Question

Convergence of riemann zeta function when s=3

Answer 1

`\zeta(s)=\displaystyle\sum_(n=1)^\infty\frac1{n^s}`

`\zeta(3)=\displaystyle\sum_(n=1)^\infty\frac1{n^3}`

Writing the infinite series as a limit of a partial sum, you can see that the series represents the left-endpoint Riemann approximation to the function
`f(x)=\frac1{x^3}`:


`\displaystyle\sum_(n=1)^\infty\frac1{n^3}=\lim_(N\to\infty)\sum_(n=1)^N\frac1{n^3}=\int_1^\infty f(x)\,\mathrm dx`

In particular, since
`\frac1{x^3}` is a concave function for
`x>0`, i.e. strictly decreasing and approaching 0 as
`x\to\infty`, which means the Riemann sum approximation is greater than the value of the integral.

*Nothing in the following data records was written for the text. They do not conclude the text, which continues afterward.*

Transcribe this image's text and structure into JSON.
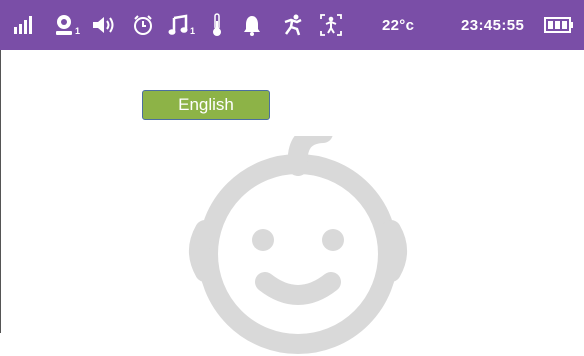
{
  "status_bar": {
    "background": "#7a4ea7",
    "icons": [
      "signal-strength-icon",
      "camera-icon",
      "speaker-volume-icon",
      "alarm-clock-icon",
      "lullaby-music-icon",
      "thermometer-icon",
      "notification-bell-icon",
      "motion-running-icon",
      "zoom-person-icon",
      "battery-icon"
    ],
    "camera_index": "1",
    "music_index": "1",
    "temperature": "22°c",
    "time": "23:45:55"
  },
  "main": {
    "language_button_label": "English",
    "language_button_color": "#8db347",
    "background_art": "baby-face-icon"
  }
}
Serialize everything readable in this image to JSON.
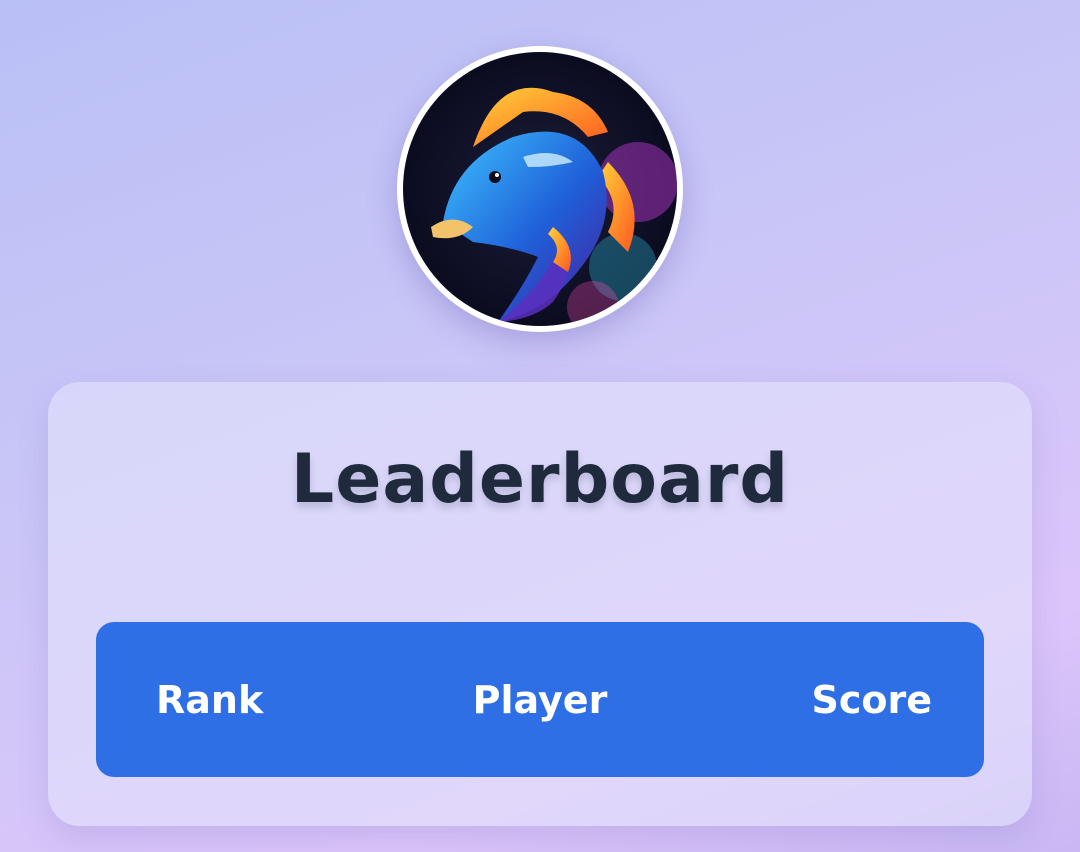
{
  "avatar": {
    "icon": "fish-avatar-icon",
    "colors": {
      "background": "#0c0d24",
      "body": "#1f9be8",
      "fin": "#ff8a2b",
      "accent": "#c23ad6"
    }
  },
  "leaderboard": {
    "title": "Leaderboard",
    "columns": [
      "Rank",
      "Player",
      "Score"
    ],
    "header_color": "#2f6fe6"
  }
}
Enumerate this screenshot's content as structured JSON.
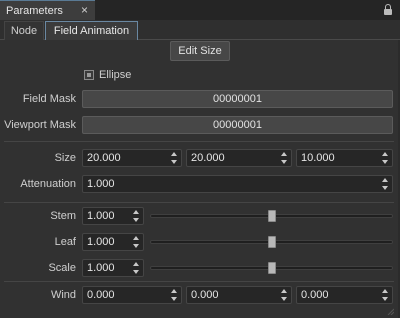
{
  "window": {
    "tab_title": "Parameters",
    "close_glyph": "×"
  },
  "tabs": [
    {
      "label": "Node"
    },
    {
      "label": "Field Animation"
    }
  ],
  "buttons": {
    "edit_size": "Edit Size"
  },
  "ellipse": {
    "label": "Ellipse",
    "checked": true
  },
  "field_mask": {
    "label": "Field Mask",
    "value": "00000001"
  },
  "viewport_mask": {
    "label": "Viewport Mask",
    "value": "00000001"
  },
  "size": {
    "label": "Size",
    "values": [
      "20.000",
      "20.000",
      "10.000"
    ]
  },
  "attenuation": {
    "label": "Attenuation",
    "value": "1.000"
  },
  "stem": {
    "label": "Stem",
    "value": "1.000",
    "slider_level": 0.5
  },
  "leaf": {
    "label": "Leaf",
    "value": "1.000",
    "slider_level": 0.5
  },
  "scale": {
    "label": "Scale",
    "value": "1.000",
    "slider_level": 0.5
  },
  "wind": {
    "label": "Wind",
    "values": [
      "0.000",
      "0.000",
      "0.000"
    ]
  },
  "icons": {
    "lock": "lock-icon",
    "close": "close-icon",
    "resize": "resize-grip-icon"
  }
}
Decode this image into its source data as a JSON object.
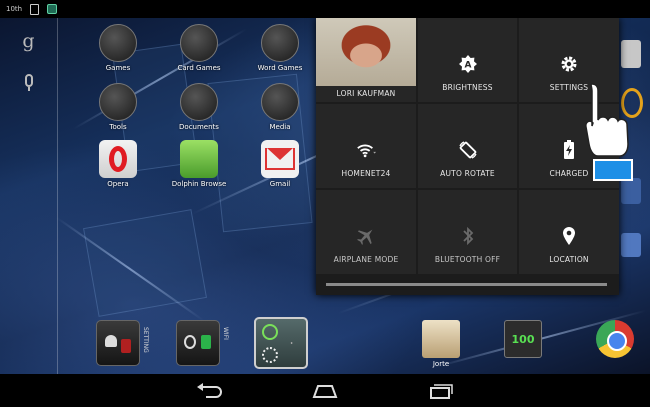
{
  "status_bar": {
    "time": "10th"
  },
  "home": {
    "apps": [
      {
        "label": "Games"
      },
      {
        "label": "Card Games"
      },
      {
        "label": "Word Games"
      },
      {
        "label": "Tools"
      },
      {
        "label": "Documents"
      },
      {
        "label": "Media"
      },
      {
        "label": "Opera"
      },
      {
        "label": "Dolphin Browse"
      },
      {
        "label": "Gmail"
      }
    ],
    "dock": {
      "widget_labels": [
        "SETTING",
        "WIFI"
      ],
      "apps": [
        {
          "label": "Jorte"
        },
        {
          "label": "100"
        }
      ]
    }
  },
  "quick_settings": {
    "user_name": "LORI KAUFMAN",
    "tiles": [
      {
        "label": "BRIGHTNESS",
        "icon": "brightness-auto-icon"
      },
      {
        "label": "SETTINGS",
        "icon": "gear-icon"
      },
      {
        "label": "HOMENET24",
        "icon": "wifi-icon"
      },
      {
        "label": "AUTO ROTATE",
        "icon": "auto-rotate-icon"
      },
      {
        "label": "CHARGED",
        "icon": "battery-charging-icon"
      },
      {
        "label": "AIRPLANE MODE",
        "icon": "airplane-icon"
      },
      {
        "label": "BLUETOOTH OFF",
        "icon": "bluetooth-icon"
      },
      {
        "label": "LOCATION",
        "icon": "location-pin-icon"
      }
    ]
  },
  "colors": {
    "panel_bg": "#1c1c1c",
    "tile_bg": "#262626",
    "accent_green": "#59e153",
    "cursor_blue": "#1e8fe6"
  }
}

`\displaystyle\sum_(n=1)^\infty\frac1{n^3}\ge\int_1^\infty(\mathrm dx)/(x^3)`

`=\displaystyle\lim_(t\to\infty)\int_1^t(\mathrm dx)/(x^3)`

`=-2\displaystyle\lim_(t\to\infty)\frac1{x^2}\bigg|_(x=1)^(x=t)`

`=-2\lim_(t\to\infty)\left(\frac1{t^2}-1\right)`

`=2`

So the value of the series is some real number smaller than 2 (actually somewhere around 1.202).

Long story short: use the integral test for determining whether the series converges.